As for athletes, the league will hold three tryout camps - at Atlanta in October, and December and January at sites to be announced - from which it expects to create a pool of 750-1,000 prospective players. Current college players will also be drafted to make up the 45-man teams, probably in late January.
That draft, incidentally, will not be conducted like the NFL draft, Sette said. To avoid the signing problems that occur in the NFL, where the No. 7 pick of the first round waits to see how much money the No. 8 pick gets before agreeing to a contract, and the No. 6 pick waits for the No. 7 pick, etc., the PSFL draft will be conducted behind closed doors. When it's all over, the names of players drafted will be announced in alphabetical order, rather than by round.
And that isn't expected to be the only way this league differs from the NFL. Sette said some rule changes are also in the works, such as requiring that a touchdown be scored to win overtime games; a limit on use of instant replays; and the restoration of the two-point conversion.
Probably the biggest difference, however, will be in salaries. Sette said teams will have a maximum $2 million budget for player salaries, so the average player will make about $45,000. He also said the league has plans to discourage team-jumping (i.e., free agency), by not allowing teams to get in bidding wars for players' services. They didn't offer many details on this part of the play, but it sounds like the kind of thing that would make an antitrust lawyer lick his chops.
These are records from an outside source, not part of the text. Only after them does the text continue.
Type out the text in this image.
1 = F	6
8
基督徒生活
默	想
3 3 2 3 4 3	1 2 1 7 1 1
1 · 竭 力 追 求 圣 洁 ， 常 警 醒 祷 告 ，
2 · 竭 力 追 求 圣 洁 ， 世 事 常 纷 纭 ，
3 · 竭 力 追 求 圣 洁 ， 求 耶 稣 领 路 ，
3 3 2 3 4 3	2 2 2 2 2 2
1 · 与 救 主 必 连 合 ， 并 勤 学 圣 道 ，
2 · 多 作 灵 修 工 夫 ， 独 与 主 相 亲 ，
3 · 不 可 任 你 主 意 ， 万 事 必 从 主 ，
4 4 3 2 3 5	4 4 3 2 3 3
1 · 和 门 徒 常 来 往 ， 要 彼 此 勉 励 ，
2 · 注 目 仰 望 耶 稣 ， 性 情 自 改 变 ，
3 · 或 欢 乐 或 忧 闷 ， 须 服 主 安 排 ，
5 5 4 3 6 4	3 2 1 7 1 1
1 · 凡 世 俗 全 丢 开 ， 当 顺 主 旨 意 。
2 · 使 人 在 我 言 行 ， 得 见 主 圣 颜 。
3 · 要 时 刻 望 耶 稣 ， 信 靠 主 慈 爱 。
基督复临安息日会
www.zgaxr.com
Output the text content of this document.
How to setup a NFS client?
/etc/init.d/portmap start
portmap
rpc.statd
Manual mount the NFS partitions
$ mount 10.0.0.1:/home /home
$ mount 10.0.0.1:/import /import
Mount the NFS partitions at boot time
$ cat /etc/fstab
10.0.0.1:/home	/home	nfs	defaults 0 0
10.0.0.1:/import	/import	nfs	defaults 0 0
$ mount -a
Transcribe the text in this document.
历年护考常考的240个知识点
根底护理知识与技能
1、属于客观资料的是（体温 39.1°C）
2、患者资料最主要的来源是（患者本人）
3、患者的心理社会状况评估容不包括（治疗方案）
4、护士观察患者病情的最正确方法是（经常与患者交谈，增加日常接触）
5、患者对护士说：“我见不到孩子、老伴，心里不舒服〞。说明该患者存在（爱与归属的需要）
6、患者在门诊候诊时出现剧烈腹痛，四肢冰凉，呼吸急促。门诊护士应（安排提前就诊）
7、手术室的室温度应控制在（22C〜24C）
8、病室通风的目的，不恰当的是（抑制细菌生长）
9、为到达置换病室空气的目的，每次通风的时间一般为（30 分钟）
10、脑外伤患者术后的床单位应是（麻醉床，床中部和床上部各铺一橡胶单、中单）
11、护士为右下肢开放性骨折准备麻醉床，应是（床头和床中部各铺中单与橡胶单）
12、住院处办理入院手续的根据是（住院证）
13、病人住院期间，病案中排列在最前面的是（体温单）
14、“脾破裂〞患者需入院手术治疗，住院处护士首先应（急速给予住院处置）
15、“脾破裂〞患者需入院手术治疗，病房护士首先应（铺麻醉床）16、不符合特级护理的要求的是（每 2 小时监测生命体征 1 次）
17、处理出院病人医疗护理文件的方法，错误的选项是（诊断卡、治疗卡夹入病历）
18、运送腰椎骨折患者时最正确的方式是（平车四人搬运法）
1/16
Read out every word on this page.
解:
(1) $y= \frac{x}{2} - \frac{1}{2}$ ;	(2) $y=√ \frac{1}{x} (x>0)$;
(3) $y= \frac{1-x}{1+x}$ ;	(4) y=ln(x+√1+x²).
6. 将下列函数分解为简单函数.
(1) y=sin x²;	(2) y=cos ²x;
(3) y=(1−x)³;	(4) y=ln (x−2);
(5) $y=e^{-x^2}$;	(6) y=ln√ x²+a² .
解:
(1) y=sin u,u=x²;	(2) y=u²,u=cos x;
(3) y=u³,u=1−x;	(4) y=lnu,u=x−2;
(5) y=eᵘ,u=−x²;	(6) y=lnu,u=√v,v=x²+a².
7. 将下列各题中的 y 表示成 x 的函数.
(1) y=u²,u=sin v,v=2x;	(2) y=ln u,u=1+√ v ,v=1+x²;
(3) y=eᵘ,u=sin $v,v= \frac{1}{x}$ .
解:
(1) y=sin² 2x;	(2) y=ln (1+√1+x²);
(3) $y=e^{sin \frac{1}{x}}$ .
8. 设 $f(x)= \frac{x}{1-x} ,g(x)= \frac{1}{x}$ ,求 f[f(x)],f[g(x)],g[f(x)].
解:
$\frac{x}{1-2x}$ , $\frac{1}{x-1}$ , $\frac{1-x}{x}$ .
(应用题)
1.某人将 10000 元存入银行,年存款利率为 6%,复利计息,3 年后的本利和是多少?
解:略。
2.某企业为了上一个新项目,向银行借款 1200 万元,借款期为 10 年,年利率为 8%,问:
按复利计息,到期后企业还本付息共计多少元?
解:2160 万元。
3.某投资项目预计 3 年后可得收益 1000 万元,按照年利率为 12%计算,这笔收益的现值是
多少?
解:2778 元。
However they work it out, though, Sette said they are making a five-year commitment to the league. "We expect to take three or four years to create a following," he said. "If in five years nobody is coming out to the ballpark, we might just decide to quit."
So far, Sette said, the league has been received very well. "We have a whole unique kind of structure and concept," he said. "Once people hear it isn't another run-of-the-mill football league, their skepticism changes to confidence. Instead of saying, `Oh, no, another football league,' they have been very supportive."